En méditant ce passage, nous pouvons d’abord remercier l’apôtre Pierre ! La question qui le préoccupe sur le pardon nous a valu cette belle parabole de Jésus en réponse ! Le Seigneur venait de parler à ses disciples du pardon des offenses, alors Pierre « s’approcha de Jésus pour lui demander : « Seigneur, lorsque mon frère commettra des fautes contre moi, combien de fois dois-je lui pardonner ? Jusqu’à sept fois ? » Cela semblait déjà un tel héroïsme pour Pierre ! Mais Jésus lui répondit : « Je ne te dis pas jusqu’à sept fois, mais jusqu’à 70 fois sept fois. Ainsi, le royaume des Cieux est comparable à un roi qui voulut régler ses comptes avec ses serviteurs …»
Jésus, pour illustrer ses mots qui débordent complètement les calculs de Pierre et les nôtres, se met à parler en parabole. Ces mots qui nous sont même scandaleux – « Pierre, je ne te dis pas de pardonner ton frère jusqu’à sept fois, mais jusqu’à 70 fois sept fois » -, Il nous les explique avec l’histoire de ce roi et ses serviteurs. Une fois de plus, comme c’est souvent le cas dans l’Évangile, c’est la parabole qui nous lit de l’intérieur ! Et elle lit si bien !! Elle démasque, presque comme si de rien n’était, les incohérences, les ambivalences et les mesquineries de notre pauvre cœur humain.
Jésus nous raconte ce qu’il arriva à l’un des serviteurs. Cet homme devait une somme inimaginable à son maître – 60 millions de pièces d’argent (10.000 talents) – et était incapable de le rembourser. Comme on le menaça d’être vendu avec sa femme, ses enfants et tous ses biens, il supplia le maître d’avoir patience avec lui et lui promit de tout rembourser. Et l’Évangile, si surprenant, nous dit : « Saisi de compassion, le maître de ce serviteur le laissa partir et lui remit sa dette. » Tout lui a été remis ! Plus rien ne pèse sur ses épaules, il est libre !
« Mais, en sortant – continue Jésus – ce serviteur trouva un de ses compagnons qui lui devait cent pièces d’argent. Il se jeta sur lui pour l’étrangler, en disant : “Rembourse ta dette !” Alors, tombant à ses pieds, son compagnon le suppliait : “Prends patience envers moi, et je te rembourserai.” Mais l’autre refusa et le fit jeter en prison jusqu’à ce qu’il ait remboursé ce qu’il devait. »

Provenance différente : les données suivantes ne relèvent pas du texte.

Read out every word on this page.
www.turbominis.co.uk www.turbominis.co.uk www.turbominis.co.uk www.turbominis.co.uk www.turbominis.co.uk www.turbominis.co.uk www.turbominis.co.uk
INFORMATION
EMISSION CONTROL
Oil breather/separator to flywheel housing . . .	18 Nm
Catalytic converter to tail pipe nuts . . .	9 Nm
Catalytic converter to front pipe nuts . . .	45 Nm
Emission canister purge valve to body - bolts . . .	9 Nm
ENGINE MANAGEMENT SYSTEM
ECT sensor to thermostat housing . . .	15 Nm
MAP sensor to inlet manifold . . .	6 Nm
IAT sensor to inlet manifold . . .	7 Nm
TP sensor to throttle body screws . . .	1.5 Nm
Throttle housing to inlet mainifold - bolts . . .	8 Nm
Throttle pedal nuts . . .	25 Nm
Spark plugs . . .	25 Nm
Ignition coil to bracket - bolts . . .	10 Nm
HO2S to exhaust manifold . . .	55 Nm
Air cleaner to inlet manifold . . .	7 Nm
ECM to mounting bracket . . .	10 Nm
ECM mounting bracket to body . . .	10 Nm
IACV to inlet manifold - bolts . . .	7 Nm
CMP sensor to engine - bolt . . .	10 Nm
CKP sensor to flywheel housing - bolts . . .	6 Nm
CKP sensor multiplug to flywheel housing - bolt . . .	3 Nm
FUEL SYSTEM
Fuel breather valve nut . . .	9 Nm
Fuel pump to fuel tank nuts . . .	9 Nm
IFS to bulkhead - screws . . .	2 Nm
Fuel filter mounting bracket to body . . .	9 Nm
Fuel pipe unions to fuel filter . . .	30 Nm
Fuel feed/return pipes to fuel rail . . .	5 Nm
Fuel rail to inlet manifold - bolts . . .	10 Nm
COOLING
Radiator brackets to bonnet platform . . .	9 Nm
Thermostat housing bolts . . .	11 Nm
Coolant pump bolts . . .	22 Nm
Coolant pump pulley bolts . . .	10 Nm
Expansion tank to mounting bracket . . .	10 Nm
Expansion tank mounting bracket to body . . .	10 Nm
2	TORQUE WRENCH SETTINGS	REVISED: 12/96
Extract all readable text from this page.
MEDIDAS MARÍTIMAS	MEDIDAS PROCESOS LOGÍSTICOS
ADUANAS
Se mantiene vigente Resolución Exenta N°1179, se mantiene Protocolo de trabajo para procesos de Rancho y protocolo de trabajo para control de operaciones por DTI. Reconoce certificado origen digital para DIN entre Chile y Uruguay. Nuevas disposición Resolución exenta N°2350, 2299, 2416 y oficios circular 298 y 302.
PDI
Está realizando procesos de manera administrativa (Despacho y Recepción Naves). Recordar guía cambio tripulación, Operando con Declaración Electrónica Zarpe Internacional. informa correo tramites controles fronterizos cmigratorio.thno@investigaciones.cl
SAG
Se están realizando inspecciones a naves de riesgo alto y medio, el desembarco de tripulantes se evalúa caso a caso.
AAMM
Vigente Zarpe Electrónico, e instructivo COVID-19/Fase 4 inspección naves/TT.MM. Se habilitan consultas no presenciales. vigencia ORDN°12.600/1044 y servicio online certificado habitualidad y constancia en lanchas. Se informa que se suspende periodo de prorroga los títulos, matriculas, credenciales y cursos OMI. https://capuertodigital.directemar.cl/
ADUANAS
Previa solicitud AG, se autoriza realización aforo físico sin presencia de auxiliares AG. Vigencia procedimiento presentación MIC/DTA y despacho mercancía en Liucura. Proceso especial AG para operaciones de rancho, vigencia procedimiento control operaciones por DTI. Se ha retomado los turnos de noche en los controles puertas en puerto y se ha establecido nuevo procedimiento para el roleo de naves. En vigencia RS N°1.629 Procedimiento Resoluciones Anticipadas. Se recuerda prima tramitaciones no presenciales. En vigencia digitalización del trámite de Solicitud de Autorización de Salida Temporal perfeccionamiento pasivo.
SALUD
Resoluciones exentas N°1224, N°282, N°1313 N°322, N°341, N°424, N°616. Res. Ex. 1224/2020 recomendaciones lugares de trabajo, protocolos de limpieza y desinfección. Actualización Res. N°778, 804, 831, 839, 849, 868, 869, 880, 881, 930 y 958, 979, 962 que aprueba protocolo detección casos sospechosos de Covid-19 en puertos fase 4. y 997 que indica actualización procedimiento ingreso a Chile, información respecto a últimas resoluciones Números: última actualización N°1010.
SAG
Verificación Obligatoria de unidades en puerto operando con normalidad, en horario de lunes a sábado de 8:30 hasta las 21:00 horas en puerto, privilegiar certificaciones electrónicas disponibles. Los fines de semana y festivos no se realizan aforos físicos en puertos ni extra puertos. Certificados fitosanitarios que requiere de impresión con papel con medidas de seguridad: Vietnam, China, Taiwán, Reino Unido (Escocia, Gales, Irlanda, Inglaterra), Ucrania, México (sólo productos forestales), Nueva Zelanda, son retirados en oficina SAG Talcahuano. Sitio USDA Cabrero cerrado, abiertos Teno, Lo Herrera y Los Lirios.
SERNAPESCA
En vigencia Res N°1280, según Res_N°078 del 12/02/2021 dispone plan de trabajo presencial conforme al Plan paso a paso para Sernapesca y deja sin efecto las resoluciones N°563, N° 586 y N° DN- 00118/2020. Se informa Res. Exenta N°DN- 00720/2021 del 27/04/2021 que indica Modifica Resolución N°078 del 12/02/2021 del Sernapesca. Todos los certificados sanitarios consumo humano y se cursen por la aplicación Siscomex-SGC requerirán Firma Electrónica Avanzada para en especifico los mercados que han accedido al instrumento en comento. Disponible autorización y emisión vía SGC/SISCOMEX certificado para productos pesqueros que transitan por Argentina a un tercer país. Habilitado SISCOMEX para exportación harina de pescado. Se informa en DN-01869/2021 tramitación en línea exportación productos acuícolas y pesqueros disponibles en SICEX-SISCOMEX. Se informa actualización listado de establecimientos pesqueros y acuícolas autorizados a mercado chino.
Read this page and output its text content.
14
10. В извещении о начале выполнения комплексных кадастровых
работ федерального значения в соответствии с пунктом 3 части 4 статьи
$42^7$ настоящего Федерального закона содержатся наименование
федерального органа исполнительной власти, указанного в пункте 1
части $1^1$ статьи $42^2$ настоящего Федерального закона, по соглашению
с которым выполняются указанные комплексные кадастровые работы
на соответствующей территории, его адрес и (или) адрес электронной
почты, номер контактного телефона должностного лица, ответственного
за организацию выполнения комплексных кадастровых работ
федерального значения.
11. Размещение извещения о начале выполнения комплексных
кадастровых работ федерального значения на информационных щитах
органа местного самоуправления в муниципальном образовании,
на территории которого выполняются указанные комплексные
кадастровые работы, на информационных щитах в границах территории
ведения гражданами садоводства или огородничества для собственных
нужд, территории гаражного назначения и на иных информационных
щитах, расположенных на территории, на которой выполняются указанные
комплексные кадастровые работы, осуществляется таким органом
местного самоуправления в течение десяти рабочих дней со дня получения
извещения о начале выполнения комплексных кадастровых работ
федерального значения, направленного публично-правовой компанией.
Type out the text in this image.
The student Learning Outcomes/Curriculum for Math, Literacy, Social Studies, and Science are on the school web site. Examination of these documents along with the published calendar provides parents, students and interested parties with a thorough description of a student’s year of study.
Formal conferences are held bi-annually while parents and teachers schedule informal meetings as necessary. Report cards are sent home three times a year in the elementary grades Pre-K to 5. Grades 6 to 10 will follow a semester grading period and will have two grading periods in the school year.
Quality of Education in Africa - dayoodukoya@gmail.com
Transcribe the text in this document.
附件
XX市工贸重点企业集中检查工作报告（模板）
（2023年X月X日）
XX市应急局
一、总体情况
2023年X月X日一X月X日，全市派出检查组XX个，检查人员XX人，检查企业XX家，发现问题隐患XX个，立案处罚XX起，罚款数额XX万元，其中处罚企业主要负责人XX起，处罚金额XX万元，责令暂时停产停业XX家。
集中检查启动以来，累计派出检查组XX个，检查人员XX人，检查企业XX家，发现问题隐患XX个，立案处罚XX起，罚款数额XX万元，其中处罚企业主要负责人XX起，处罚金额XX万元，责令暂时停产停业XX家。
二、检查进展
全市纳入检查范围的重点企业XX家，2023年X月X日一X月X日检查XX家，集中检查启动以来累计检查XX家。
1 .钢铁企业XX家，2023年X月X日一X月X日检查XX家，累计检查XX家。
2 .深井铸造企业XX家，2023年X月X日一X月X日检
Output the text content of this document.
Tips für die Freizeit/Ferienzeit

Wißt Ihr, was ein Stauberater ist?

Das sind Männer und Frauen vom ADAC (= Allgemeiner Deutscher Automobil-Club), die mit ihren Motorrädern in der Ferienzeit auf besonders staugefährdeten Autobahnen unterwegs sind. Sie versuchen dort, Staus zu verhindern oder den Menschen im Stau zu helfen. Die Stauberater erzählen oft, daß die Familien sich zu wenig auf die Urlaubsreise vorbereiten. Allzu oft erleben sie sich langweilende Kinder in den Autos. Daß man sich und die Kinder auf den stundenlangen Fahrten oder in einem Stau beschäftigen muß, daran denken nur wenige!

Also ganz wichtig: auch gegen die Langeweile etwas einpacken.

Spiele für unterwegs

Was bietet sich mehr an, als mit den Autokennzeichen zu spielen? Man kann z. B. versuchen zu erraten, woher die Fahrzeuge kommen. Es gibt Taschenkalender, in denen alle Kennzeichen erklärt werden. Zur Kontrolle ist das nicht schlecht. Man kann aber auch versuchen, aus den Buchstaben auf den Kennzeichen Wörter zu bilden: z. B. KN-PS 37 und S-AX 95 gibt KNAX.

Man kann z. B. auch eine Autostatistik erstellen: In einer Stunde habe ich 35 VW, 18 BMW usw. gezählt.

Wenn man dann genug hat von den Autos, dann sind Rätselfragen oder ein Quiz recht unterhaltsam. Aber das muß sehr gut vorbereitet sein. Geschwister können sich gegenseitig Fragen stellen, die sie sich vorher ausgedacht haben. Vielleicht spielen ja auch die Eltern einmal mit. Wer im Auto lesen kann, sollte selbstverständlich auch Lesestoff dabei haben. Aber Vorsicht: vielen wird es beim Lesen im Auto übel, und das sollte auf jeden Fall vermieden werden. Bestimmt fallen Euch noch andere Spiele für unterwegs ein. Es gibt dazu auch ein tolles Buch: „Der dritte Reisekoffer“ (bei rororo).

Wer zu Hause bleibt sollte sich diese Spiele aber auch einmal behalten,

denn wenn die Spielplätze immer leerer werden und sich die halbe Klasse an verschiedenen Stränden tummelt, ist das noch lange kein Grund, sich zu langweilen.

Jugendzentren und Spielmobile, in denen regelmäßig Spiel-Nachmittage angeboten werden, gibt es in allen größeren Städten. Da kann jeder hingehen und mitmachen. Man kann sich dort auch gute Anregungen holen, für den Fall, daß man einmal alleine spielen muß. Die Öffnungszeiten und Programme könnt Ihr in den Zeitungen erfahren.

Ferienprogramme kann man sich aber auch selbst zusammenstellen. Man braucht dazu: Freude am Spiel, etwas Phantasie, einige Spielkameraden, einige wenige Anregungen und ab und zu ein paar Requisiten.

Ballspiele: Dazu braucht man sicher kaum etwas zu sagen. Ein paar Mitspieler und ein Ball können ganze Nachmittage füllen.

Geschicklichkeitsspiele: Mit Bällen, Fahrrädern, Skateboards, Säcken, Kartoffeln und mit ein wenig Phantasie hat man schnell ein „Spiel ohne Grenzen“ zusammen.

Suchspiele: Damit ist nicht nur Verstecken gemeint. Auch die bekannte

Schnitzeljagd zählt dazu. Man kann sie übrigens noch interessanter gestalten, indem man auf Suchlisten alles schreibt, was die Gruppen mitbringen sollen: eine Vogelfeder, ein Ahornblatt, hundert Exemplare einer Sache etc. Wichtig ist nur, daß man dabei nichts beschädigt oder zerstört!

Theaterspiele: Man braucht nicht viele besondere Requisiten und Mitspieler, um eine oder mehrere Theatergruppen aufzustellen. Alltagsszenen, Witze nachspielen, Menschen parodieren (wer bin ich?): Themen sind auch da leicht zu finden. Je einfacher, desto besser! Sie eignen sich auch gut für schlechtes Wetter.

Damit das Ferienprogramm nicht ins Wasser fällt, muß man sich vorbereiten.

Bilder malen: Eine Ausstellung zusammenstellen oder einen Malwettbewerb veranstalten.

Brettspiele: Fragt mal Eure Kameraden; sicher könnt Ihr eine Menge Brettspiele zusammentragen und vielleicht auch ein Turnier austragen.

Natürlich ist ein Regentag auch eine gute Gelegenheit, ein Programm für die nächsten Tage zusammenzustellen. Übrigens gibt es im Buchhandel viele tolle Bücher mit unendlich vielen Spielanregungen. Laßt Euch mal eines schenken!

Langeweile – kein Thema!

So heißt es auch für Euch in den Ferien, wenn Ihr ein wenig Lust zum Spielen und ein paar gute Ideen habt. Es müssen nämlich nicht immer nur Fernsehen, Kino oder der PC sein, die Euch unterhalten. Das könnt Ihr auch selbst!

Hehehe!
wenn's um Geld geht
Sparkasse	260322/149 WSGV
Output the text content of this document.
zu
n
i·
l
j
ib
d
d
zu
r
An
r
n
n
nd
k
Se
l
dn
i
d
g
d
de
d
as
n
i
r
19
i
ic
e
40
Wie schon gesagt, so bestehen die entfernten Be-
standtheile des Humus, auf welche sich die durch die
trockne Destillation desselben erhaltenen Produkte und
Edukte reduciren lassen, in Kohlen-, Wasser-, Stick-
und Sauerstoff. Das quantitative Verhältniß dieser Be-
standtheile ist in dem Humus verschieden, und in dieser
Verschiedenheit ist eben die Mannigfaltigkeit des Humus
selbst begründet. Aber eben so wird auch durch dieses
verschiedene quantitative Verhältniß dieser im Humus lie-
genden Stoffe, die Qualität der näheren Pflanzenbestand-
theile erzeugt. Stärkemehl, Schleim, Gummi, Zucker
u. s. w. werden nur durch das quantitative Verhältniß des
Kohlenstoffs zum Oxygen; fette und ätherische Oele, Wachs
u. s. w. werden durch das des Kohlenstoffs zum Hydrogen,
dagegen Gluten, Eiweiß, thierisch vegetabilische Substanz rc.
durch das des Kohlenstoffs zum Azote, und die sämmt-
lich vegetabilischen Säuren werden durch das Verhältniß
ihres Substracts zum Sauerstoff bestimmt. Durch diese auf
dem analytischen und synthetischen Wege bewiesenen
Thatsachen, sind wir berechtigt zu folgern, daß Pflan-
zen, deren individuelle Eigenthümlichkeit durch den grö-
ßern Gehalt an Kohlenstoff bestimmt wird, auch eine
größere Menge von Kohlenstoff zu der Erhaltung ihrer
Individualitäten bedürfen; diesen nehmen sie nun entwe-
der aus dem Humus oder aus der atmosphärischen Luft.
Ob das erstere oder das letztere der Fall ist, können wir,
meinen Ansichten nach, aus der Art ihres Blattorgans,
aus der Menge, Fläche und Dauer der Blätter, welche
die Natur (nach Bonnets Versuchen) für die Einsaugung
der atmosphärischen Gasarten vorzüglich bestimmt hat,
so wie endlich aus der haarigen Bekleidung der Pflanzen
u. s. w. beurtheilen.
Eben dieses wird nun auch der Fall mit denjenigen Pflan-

Comment est-ce possible ? Comment peut-on comparer une dette de 60 millions de pièces d’argent avec une dette d’à peine une centaine de pièces ? C’est absurde ! Et comment un homme, un instant à peine après avoir été libéré de sa dette immense peut être à ce point insensible à son frère ? Comment peut-il lui fermer son cœur, refuser d’avoir de la patience et de la compassion avec lui ? En écoutant cela, nous réagissons comme le roi David: « Alors, David s’enflamma d’une grande colère contre cet homme[1], et dit à Nathan : « Par le Seigneur vivant, l’homme qui a fait cela mérite la mort ! » Alors Nathan dit à David : « Cet homme, c’est toi !» (2 Sam 12,5.7)
« Cet homme, c’est moi ! » La parabole de Jésus “lit” si bien mon incohérence, ma fragilité, mes calculs, mais surtout mon oubli existentiel. J’oublie que je suis fondamentalement un “débiteur”. J’oublie combien j’ai été pardonnée et libérée inconditionnellement plus de 70 fois 7 fois par Dieu. Et pourtant avec mes frères et soeurs, je compte pièce par pièce, je mesure au millimètre près … jusqu’à ce que justice soit faite !!
Jésus ajoute encore : « Ses compagnons, voyant cela, furent profondément attristés et allèrent raconter à leur maître tout ce qui s’était passé. Alors celui-ci le fit appeler et lui dit : “Serviteur mauvais ! je t’avais remis toute cette dette parce que tu m’avais supplié. Ne devais-tu pas, à ton tour, avoir pitié de ton compagnon, comme moi-même j’avais eu pitié de toi ?” »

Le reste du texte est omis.